Несколько важных положений в статье “У религии — судьба астрологии” высказывает физик Виталий Гинзбург (“Новая газета”, 22.08), делающий, к примеру, следующее весьма остроумное замечание: нельзя сказать, что научное мировоззрение само по себе полностью отрицает существование Бога. В самом деле, если существует Бог, который ненаблюдаем, то доказать Его несуществование нельзя, то есть в основе атеизма также лежит гипотеза о несуществовании такого “скрытого” бога. Иными словами, ученый выводит понятие “Бог” за пределы научного мировоззрения, что совершенно естественно, поскольку вера есть предмет иррациональный. Гинзбург подчеркивает, что свобода совести в современном мире есть незыблемое право, а атеизм вовсе не означает борьбу с религиозным мировоззрением. После этих предварительных замечаний нобелевский лауреат критикует представления монотеистических религий — христианства, иудаизма и ислама, а также высказывает справедливое недоумение по поводу того, что представители РПЦ освящают военные объекты и оружие. Гинзбург цитирует мысль С. П. Капицы: чего, собственно, просит церковь от Бога, “освящая” ракеты, подлодки и т. п.? Свою статью автор заканчивает своеобразным прогнозом: лет через 150 — 200 традиционные религии постигнет судьба астрологии, а религиозные институты уже не будут пользоваться сколько-нибудь значимым авторитетом в обществе.
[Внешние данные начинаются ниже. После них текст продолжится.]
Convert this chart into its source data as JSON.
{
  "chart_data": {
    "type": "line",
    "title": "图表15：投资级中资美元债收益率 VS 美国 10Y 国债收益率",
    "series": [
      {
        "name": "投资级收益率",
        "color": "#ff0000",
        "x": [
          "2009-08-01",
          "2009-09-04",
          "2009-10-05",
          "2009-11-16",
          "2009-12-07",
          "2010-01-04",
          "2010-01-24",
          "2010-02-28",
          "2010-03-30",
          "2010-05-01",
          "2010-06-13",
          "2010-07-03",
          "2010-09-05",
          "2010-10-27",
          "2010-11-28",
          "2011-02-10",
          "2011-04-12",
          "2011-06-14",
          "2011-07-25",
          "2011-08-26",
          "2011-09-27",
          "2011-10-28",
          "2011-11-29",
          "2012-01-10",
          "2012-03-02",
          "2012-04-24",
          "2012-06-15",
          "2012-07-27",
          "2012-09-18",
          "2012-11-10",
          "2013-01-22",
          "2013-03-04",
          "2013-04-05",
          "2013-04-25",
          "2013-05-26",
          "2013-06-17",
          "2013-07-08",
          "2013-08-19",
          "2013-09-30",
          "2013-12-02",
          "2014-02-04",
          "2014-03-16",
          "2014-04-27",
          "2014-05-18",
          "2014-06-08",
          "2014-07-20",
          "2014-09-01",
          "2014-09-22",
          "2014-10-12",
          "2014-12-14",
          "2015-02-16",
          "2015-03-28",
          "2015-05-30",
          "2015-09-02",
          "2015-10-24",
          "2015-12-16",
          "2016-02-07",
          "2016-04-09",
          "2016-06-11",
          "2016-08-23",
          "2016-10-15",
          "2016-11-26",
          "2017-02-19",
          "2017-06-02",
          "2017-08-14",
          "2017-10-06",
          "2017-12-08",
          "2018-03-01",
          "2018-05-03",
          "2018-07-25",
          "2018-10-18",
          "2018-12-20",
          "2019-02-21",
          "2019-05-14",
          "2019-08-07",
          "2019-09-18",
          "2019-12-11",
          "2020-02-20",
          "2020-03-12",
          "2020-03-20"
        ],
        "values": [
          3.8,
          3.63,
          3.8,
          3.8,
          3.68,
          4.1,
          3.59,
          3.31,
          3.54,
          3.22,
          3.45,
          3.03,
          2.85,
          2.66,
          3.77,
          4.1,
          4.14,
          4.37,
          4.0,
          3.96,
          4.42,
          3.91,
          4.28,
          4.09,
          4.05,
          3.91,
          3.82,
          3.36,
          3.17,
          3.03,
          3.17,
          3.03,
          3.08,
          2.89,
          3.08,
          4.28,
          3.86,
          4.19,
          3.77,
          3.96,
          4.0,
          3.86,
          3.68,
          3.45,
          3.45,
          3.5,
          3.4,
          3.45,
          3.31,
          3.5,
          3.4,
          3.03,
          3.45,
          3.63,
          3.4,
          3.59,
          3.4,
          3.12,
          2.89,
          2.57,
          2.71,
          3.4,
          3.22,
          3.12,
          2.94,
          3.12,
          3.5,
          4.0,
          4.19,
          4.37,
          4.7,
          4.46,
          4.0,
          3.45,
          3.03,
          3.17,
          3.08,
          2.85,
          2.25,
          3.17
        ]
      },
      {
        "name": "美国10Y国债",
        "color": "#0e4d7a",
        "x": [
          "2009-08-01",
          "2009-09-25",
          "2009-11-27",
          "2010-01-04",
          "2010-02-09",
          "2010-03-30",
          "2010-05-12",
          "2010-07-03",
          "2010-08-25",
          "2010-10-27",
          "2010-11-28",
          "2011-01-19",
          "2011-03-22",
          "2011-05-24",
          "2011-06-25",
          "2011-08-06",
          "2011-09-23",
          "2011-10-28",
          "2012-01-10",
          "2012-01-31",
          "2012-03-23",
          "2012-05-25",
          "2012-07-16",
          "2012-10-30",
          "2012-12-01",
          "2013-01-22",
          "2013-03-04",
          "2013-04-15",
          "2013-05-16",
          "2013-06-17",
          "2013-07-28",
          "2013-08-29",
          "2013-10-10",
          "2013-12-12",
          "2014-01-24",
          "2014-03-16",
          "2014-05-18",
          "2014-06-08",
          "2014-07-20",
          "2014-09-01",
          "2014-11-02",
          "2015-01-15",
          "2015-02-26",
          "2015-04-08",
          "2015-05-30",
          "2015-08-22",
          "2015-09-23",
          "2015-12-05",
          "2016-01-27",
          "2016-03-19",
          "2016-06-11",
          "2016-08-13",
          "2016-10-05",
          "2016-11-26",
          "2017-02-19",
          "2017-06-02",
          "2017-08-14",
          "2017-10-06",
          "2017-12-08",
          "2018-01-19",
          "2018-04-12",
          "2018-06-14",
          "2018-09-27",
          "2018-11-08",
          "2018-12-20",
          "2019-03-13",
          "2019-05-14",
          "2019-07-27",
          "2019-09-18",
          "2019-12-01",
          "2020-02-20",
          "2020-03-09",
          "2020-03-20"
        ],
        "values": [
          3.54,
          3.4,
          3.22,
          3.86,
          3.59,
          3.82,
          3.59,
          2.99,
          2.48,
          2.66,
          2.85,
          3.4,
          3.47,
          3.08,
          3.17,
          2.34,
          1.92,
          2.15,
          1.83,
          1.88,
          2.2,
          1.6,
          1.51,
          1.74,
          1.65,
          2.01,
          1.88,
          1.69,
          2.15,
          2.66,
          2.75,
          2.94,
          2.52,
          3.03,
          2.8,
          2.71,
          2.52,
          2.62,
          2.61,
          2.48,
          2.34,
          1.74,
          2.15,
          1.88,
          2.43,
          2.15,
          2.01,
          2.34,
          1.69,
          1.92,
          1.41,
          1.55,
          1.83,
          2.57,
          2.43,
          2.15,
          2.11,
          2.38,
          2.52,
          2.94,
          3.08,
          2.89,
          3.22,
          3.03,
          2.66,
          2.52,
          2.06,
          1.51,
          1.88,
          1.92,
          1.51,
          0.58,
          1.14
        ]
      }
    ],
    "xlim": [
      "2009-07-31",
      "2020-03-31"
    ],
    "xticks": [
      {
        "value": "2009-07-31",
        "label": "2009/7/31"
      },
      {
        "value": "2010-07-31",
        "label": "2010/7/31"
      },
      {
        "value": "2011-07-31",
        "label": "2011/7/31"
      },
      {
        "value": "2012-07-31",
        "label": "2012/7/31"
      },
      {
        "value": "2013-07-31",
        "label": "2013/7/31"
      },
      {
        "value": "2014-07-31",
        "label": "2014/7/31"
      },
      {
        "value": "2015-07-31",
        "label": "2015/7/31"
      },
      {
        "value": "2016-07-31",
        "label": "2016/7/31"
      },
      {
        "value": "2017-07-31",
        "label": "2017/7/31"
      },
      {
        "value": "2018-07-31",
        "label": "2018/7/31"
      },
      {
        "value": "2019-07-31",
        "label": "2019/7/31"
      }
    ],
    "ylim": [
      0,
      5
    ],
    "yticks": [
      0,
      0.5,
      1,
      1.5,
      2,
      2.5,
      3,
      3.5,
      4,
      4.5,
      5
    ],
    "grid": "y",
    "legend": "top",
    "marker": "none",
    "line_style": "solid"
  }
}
У веры и научных гипотез есть кое-что общее, считает Станислав Яржембовский (““Зерцалом в гадании”. Вера и знание: этимологический этюд” — “Звезда”, № 12). И та и другое во многом основываются на доверии, на неких изначальных предположениях, которые могут быть опровергнуты с течением времени (речь прежде всего идет о научных гипотезах). Автор указывает на опасность слишком экзальтированной веры и напоминает известный афоризм Уайльда: “Вера начинается со скептицизма”. В качестве негативного примера слепой и неглубокой веры автор приводит сектантство, которое он называет религиозной попсой, рассчитанной на самый неразвитый вкус и на детсадовский уровень сознания. В настоящем христианстве есть много чего сверх сентиментального благодушия, моральных увещеваний и благого намерения поддержать и утешить упавших духом. Автор останавливается также на значении иронии для современного интеллигента, полагая, что ирония — это почти религиозная защита человека от мира, она не дает ему прельститься красивыми словами и внешней формой, что и позволяет многим выжить в нашем несовершенном, но прекрасном мире.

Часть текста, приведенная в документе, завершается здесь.